I have a SW RAID 1 with 3 partitions and one of them seem not to be able to re-sync after a HDD failure/replacement.
Here's some info:
more /proc/mdstat
Personalities : [raid0] [raid1] [raid6] [raid5] [raid4] [raid10]
md2 : active raid1 sdb3[1] sda3[2]
2862630207 blocks super 1.2 [2/2] [UU]
md1 : active raid1 sdb2[1] sda2[2]
524276 blocks super 1.2 [2/2] [UU]
md0 : active raid1 sda1[2](F) sdb1[1]
67107768 blocks super 1.2 [2/1] [_U]
unused devices: <none>
I tried to set as faulty /dev/sda1 and then remove it but I get an error, please see below:
# mdadm --manage --set-faulty /dev/md0 /dev/sda1
mdadm: set /dev/sda1 faulty in /dev/md0
# mdadm --manage --remove /dev/md0 /dev/sda1
mdadm: hot remove failed for /dev/sda1: Device or resource busy
Do you have any suggestions on what else I may try?

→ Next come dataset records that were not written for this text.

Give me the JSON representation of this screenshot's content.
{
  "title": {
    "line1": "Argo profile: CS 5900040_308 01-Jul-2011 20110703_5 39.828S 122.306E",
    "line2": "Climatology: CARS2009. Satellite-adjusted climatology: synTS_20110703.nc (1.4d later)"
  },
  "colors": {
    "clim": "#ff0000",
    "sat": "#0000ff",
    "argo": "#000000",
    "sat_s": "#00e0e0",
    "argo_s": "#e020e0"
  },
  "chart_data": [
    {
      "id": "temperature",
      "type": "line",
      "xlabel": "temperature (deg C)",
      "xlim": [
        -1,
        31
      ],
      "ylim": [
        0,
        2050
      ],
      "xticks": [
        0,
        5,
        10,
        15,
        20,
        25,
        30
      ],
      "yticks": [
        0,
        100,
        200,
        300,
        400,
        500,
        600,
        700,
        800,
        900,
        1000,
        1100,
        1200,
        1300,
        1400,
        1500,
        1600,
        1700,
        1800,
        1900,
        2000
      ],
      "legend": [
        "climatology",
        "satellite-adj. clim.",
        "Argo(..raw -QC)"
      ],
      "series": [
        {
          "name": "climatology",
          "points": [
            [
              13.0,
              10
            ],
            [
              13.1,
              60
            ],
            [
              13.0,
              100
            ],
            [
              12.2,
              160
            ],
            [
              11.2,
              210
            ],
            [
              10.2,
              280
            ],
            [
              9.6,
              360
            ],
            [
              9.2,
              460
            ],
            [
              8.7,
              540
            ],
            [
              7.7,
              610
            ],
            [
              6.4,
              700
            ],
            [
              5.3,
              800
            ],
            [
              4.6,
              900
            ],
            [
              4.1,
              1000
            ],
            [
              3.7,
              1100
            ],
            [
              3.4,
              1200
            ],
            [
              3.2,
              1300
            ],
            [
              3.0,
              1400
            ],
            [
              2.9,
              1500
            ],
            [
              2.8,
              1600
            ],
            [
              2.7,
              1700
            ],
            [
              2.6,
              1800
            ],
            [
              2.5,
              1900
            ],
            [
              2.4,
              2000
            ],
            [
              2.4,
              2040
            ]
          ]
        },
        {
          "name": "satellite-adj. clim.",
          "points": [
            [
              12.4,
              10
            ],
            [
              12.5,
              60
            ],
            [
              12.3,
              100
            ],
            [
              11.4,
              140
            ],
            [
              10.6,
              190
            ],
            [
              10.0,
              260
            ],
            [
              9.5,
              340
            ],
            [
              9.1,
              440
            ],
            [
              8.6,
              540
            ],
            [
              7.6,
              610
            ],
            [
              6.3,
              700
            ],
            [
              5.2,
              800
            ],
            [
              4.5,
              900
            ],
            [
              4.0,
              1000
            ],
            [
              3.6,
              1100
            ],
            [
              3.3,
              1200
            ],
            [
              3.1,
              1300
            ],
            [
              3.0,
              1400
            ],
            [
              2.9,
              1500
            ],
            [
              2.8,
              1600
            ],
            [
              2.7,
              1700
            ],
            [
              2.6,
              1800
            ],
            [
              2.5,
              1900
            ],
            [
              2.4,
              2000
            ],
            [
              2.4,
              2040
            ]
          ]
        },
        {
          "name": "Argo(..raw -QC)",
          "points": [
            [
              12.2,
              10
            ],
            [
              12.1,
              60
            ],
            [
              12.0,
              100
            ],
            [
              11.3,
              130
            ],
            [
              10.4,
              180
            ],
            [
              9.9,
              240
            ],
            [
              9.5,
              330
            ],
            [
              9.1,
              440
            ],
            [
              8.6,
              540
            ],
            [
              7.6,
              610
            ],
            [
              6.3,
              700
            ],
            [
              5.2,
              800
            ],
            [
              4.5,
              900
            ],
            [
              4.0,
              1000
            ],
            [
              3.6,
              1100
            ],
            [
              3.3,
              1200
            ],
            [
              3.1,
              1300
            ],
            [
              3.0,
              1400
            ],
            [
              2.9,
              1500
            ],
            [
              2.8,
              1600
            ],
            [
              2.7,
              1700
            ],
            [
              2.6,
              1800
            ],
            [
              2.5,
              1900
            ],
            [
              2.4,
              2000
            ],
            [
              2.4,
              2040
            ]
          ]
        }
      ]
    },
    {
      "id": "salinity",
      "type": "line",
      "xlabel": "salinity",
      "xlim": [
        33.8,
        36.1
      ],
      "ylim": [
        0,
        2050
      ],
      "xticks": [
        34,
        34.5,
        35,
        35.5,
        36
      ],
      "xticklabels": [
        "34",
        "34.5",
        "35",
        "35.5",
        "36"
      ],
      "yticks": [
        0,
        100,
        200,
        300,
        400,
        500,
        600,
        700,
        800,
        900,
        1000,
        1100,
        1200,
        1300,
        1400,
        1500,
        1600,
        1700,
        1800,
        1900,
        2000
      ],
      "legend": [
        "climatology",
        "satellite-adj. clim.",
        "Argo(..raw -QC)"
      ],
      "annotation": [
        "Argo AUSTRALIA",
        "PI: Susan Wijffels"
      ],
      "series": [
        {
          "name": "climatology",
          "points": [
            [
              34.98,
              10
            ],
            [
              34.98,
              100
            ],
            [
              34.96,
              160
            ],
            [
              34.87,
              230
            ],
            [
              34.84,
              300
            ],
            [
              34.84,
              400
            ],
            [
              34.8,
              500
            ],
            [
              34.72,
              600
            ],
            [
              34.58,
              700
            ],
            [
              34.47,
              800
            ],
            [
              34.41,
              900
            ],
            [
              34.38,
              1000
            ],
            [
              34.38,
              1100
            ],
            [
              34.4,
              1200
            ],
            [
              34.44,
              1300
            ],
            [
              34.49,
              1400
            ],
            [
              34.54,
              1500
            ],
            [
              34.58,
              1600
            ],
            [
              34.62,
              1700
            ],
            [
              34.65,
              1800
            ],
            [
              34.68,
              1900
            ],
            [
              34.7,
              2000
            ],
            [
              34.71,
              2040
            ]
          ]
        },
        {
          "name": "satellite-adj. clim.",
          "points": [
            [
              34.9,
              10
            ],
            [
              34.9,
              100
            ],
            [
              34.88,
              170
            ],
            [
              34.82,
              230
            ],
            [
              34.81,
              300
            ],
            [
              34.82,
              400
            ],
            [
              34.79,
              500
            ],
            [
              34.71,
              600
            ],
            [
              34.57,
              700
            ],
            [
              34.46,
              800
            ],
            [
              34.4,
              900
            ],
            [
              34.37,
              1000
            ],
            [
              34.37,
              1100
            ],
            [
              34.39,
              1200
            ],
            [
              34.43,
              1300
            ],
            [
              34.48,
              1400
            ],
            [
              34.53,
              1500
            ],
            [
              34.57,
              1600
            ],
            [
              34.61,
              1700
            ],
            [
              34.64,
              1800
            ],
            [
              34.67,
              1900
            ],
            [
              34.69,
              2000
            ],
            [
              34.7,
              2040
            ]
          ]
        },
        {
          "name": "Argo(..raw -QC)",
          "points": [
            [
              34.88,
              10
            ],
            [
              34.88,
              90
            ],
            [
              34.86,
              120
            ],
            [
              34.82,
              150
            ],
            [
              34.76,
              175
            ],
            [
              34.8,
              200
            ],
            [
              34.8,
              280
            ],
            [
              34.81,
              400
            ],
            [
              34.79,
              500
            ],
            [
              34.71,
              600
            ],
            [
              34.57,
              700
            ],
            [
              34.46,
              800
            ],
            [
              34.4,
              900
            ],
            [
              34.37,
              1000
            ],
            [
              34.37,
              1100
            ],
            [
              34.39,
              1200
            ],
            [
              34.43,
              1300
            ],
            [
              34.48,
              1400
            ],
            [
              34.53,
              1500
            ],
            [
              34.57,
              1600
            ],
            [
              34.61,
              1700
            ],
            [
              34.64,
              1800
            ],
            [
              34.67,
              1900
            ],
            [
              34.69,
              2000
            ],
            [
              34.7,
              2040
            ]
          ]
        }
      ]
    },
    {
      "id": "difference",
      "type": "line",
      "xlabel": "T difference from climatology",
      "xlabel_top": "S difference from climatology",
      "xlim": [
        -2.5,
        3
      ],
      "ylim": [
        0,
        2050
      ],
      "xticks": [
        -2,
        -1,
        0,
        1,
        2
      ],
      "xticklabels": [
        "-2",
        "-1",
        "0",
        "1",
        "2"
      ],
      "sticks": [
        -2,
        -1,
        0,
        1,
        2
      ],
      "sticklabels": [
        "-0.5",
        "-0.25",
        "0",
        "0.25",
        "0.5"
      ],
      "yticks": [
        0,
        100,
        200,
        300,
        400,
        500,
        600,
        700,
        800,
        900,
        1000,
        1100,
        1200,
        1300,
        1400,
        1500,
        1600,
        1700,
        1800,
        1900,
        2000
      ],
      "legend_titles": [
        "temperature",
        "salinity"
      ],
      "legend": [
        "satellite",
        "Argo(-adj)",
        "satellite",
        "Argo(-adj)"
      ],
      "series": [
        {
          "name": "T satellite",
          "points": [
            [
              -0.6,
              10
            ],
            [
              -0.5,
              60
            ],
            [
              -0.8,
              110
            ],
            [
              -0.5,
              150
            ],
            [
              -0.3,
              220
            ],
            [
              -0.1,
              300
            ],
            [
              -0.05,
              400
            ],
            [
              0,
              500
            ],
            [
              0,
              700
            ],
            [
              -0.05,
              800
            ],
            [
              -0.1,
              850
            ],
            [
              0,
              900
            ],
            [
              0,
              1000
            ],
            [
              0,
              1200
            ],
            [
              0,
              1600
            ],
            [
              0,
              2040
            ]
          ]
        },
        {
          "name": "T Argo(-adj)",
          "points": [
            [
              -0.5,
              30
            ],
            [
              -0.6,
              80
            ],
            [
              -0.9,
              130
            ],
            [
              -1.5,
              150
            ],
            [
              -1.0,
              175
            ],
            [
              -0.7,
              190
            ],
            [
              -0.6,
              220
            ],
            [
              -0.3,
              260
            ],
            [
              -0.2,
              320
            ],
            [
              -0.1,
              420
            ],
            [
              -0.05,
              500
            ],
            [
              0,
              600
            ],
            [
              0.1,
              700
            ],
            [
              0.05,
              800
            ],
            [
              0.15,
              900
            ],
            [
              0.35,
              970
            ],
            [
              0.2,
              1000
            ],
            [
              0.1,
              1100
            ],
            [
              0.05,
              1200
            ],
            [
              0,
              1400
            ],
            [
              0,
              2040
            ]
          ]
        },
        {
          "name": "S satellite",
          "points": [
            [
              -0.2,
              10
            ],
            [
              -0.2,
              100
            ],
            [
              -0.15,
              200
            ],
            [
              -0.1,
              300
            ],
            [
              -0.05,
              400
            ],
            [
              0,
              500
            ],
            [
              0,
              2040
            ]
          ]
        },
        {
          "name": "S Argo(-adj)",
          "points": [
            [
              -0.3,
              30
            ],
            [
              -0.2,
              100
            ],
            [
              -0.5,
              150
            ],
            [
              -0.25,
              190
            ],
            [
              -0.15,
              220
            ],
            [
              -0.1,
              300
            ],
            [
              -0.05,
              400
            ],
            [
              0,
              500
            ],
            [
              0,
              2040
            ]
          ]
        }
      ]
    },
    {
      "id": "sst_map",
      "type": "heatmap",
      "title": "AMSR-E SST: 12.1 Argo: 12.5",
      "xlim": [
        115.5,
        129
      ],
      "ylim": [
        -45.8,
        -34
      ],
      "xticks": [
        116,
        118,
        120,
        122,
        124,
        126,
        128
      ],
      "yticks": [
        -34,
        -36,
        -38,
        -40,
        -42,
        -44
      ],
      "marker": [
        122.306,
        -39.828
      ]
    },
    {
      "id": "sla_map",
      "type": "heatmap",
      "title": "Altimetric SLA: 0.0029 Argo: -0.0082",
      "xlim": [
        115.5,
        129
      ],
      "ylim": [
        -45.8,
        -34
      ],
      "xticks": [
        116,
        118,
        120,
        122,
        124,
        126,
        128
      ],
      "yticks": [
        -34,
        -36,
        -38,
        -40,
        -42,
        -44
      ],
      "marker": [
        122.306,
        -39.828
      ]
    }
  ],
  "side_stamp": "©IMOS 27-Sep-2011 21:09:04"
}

Why are you trying to remove a failed drive? It already failed, shut down (if possible, avoids unplanned shutdowns if you pull the wrong drive) and pull the failed drive.
Add the new as a hot spare and it will rebuild.
I know that this brings down the other two raids, but if you have a failure on partition 1 of a drive, it's only a matter of time before the drive goes completely. You need to rebuild all three raids.
I only solved this problem by reinstalling the system.